Ethnology. Social and cultural anthropology, Cities. Urban geography
The development trends of the adaptive management system for construction enterprises are determined. It is noted that the construction industry creates a huge number of jobs, consuming the products of many other sectors of the national economy. It is mentioned that the development of construction enterprises requires constant monitoring of the position of an enterprise and its competitors in the construction market, research on the strengths and weaknesses of its own financial and economic activities, and the ability to adapt to changes in both the internal and external environment. The goal, object and subject of adaptive management are determined. The most promising approaches aimed at introducing adaptive changes in a construction enterprise are highlighted.

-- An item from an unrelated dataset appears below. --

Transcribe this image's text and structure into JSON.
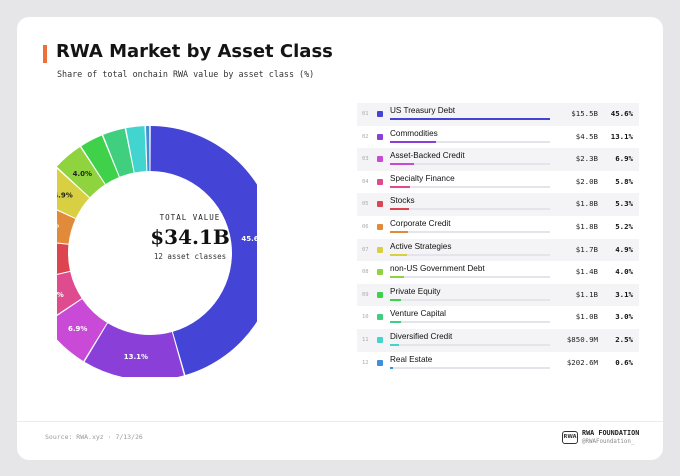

It is found that today monitoring is one of the main elements that form the system of not only operational but also strategic management. It is a functional area of the economic activity of a construction enterprise and is closely linked with the implementation of management functions necessary for making operational and strategic management decisions. Considering the above objective reasons for the formation of adaptive management in enterprises in the construction industry, an algorithm for transforming the system (a construction enterprise) under adaptive management is built. It is concluded that it is advisable that enterprises in the construction industry of Ukraine (and the economy of Ukraine as a whole) apply adaptive management, which can be defined as the process of implementing an integrated system of measures and actions to ensure the interconnection and achievement of goals of all participants in the management process in an unstable external environment.